Для Миронова жизнь на Севере — работа, и он не хочет никакой другой жизни. «Дети мои выросли, у них своя жизнь, у меня своя». У Олега Ваныча дети только начали расти, а он не может соединить свою работу с личной жизнью. Ведь воспитывать своих детей — такой же общественный долг, как и долг работать там, где необходимо людям. Так кто-то ж должен делать это необходимое, без которого мир провалится. Кто-то же должен? А как же тогда твоя личная жизнь? Выход обязательно где-то есть, а я его не вижу. Неужели он только в том, чтобы без конца жертвовать личным для общественного? А если нет, то тогда предавать общественное, как это сделали Стасик и Игорь. Но это же подонство!

«Почему жертвовать? Да еще без конца?» — спросит какой-нибудь умник. А потому, что бывают такие ситуации, когда иначе нельзя! Здесь, на Севере, нельзя по-другому. Даже Олег Ваныч, с его распахнутой, зрячей душой, не смог.
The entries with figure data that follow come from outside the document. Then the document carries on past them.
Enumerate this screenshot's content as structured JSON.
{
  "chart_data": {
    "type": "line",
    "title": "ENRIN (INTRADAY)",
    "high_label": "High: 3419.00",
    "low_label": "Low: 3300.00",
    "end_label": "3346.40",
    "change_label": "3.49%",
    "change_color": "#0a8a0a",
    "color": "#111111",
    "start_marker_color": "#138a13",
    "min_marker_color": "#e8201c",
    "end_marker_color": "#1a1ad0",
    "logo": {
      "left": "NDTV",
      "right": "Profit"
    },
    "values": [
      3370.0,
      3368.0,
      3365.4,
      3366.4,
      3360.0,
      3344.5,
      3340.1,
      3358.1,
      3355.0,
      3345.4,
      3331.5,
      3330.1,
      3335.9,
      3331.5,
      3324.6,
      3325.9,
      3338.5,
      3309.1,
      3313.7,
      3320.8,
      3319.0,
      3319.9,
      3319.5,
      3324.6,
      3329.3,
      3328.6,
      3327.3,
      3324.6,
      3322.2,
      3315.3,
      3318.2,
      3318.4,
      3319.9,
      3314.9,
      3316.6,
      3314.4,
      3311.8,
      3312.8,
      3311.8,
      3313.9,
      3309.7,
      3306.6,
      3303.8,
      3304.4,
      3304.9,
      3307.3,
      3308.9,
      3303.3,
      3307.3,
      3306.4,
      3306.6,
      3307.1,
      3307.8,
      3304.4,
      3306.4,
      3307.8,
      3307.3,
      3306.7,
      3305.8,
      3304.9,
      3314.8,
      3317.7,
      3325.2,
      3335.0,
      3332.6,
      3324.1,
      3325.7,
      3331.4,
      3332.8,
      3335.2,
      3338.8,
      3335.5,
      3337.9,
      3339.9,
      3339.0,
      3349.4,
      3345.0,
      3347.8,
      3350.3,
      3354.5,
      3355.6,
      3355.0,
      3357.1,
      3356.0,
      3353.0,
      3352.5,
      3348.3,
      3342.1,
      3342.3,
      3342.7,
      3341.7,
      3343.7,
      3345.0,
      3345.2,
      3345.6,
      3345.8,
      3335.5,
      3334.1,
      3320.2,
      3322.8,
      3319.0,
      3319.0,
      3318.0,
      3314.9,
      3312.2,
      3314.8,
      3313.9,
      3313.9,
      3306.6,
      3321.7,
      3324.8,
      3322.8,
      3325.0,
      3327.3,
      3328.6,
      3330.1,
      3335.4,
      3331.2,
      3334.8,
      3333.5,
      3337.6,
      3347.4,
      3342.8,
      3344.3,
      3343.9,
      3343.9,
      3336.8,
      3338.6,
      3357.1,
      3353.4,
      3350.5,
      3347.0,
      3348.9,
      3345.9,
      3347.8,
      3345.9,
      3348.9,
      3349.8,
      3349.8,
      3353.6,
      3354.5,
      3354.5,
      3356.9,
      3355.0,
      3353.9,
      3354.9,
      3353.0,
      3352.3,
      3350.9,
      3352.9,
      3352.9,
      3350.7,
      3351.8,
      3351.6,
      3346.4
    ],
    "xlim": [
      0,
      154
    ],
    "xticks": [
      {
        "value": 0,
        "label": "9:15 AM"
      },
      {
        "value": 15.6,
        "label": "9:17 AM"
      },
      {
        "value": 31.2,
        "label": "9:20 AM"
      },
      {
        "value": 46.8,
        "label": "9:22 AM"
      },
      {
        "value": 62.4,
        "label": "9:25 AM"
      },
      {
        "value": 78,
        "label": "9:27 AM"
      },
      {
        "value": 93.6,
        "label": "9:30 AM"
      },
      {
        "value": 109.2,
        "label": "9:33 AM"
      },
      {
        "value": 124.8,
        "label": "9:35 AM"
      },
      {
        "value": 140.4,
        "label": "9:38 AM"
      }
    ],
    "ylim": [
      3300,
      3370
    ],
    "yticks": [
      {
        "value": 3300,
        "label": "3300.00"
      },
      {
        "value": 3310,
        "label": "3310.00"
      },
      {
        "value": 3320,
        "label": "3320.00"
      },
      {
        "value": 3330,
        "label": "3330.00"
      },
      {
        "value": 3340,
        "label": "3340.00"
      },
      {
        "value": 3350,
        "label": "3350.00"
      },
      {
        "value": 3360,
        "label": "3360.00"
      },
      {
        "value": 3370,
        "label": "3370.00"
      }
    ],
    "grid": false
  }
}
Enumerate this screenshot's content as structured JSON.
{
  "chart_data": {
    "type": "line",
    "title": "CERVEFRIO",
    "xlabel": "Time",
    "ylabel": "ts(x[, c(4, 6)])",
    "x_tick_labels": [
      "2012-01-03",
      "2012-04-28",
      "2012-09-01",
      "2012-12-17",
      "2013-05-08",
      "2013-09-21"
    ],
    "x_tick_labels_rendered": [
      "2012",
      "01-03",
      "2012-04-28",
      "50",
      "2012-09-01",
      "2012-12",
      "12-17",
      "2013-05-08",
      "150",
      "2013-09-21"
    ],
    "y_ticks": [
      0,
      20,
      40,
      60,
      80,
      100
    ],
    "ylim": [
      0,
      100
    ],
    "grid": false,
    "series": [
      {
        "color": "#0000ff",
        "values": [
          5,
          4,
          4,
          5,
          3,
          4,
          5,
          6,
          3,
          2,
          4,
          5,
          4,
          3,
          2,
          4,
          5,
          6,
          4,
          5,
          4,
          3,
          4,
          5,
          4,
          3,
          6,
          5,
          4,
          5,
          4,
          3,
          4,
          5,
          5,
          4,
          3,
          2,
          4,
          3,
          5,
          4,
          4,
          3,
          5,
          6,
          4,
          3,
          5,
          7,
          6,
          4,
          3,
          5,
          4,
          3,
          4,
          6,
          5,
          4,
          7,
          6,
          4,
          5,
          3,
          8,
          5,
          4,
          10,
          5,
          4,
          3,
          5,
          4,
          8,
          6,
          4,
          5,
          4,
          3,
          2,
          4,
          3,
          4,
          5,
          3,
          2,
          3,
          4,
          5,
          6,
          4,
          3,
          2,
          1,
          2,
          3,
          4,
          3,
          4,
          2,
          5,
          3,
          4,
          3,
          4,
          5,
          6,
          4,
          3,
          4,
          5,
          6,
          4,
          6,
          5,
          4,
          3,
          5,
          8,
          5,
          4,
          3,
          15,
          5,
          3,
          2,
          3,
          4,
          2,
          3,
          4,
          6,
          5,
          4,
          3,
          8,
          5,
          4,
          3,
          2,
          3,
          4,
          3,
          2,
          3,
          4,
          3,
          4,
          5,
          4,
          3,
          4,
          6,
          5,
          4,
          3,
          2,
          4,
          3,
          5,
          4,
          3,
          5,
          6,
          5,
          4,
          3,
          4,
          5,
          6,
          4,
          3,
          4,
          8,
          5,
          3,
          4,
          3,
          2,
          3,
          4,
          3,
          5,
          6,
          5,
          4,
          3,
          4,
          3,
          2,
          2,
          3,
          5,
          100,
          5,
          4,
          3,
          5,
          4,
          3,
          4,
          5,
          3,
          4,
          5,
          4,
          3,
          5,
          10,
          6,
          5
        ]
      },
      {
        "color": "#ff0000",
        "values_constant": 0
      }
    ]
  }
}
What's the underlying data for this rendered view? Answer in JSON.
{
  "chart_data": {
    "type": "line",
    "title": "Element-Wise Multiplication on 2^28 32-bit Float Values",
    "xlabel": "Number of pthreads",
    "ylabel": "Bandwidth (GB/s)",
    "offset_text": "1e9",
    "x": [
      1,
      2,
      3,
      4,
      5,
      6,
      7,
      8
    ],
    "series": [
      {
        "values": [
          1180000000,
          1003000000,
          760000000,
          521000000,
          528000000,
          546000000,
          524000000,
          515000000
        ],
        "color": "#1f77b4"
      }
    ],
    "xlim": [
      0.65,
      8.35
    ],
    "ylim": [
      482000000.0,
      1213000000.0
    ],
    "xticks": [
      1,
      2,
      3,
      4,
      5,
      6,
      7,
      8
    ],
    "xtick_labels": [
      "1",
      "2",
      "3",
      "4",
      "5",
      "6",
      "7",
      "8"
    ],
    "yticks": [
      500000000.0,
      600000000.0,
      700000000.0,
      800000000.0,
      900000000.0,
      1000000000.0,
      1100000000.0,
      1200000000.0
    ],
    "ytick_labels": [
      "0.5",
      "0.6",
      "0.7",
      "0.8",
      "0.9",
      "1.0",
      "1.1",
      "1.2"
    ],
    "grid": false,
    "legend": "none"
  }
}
Как же тогда надо жить, чтобы ты уважал в себе человека? И какая она правильная, а какая неправильная жизнь? У меня выходят только одни вопросы, а ответов нет. Наверное, такого тоже не может быть».

16

Лозневой так много думал о поездке в Ленинград и разговоре с Раей, что, когда вдруг нужно было ехать, он растерялся. Как быть? Дать домой, как всегда, телеграмму «Прилетаю завтра» значило бы, что Лозневой делает вид, будто ничего не произошло. А если явиться без предупреждения — получится, он проверяет жену, и это уже совсем глупо. Лучше всего позвонить, но последние два дня что-то стряслось с ивдельской линией. Связываться через «Вершину» военных такая морока. Так ничего и не решив, Лозневой полетел на Свердловск, а оттуда в Ленинград. Он надеялся быть там в пятницу, в этот же день явиться в институт, встретить там Раю и все решить. Но случилось так, что в Свердловске просидел из-за непогоды почти сутки и попал в Ленинград только в субботу, и, конечно, идти в институт было незачем.

Садясь в такси, он сказал шоферу: «В город», надеясь, что дорогой решит, куда ехать: домой или к друзьям — Кузовлевым. Благо шофер попался неразговорчивый. Он только кивнул и до самого города не проронил и слова.

«…Вот и нет у меня дома в родном городе», — больно хлестнула мысль.

Лозневой опять вернулся к своим тяжелым думам. «Тринадцать лет был, а теперь опять потерял, как и тогда, после войны, когда не к кому и не к чему было возвращаться».

Стало совсем не по себе, когда подумал о девчонках, и он тут же бросил шоферу:

— К Гостиному двору.

Когда он вышел из магазина со связкой коробок, шофер такси сердито посмотрел сначала на Лозневого, а потом на счетчик, показывая всем своим видом, что он ничего не заработает, если будет столько стоять.

— Теперь нам еще купить какого-нибудь таежного зверя и можно домой.

— Какого еще зверя? — пробурчал таксист.

— Понимаешь, друг, у меня две девчушки, дочки… Когда я ехал в тайгу на Север, они наказывали привезти медвежонка… А я, видишь, — и Лозневой развел руками.

— Хомяк подойдет? — вдруг спросил таксист.

Лозневой растерянно пожал плечами.

— Тогда можно аквариум с рыбками или лучше белку. Во, белку! Это и есть таежный зверь. Сейчас мы в зоомагазин смотаем. Я знаю тут один.

Лозневой подивился преображению таксиста. Из угрюмого молчальника он превратился в неугомонного говоруна и всю дорогу рассказывал, где в Ленинграде можно купить какую «живность».

Наконец огромная клетка с колесом и рыжей трогательно симпатичной белкой стояла в такси, и на Лозневого вдруг опять напал тот же непонятный страх, какой охватил его перед отъездом с Севера. Ему дали отставку, а попросту выгнали из дома, а он явится да еще как снег на голову. А вдруг Вишневский там, вдруг уже живет?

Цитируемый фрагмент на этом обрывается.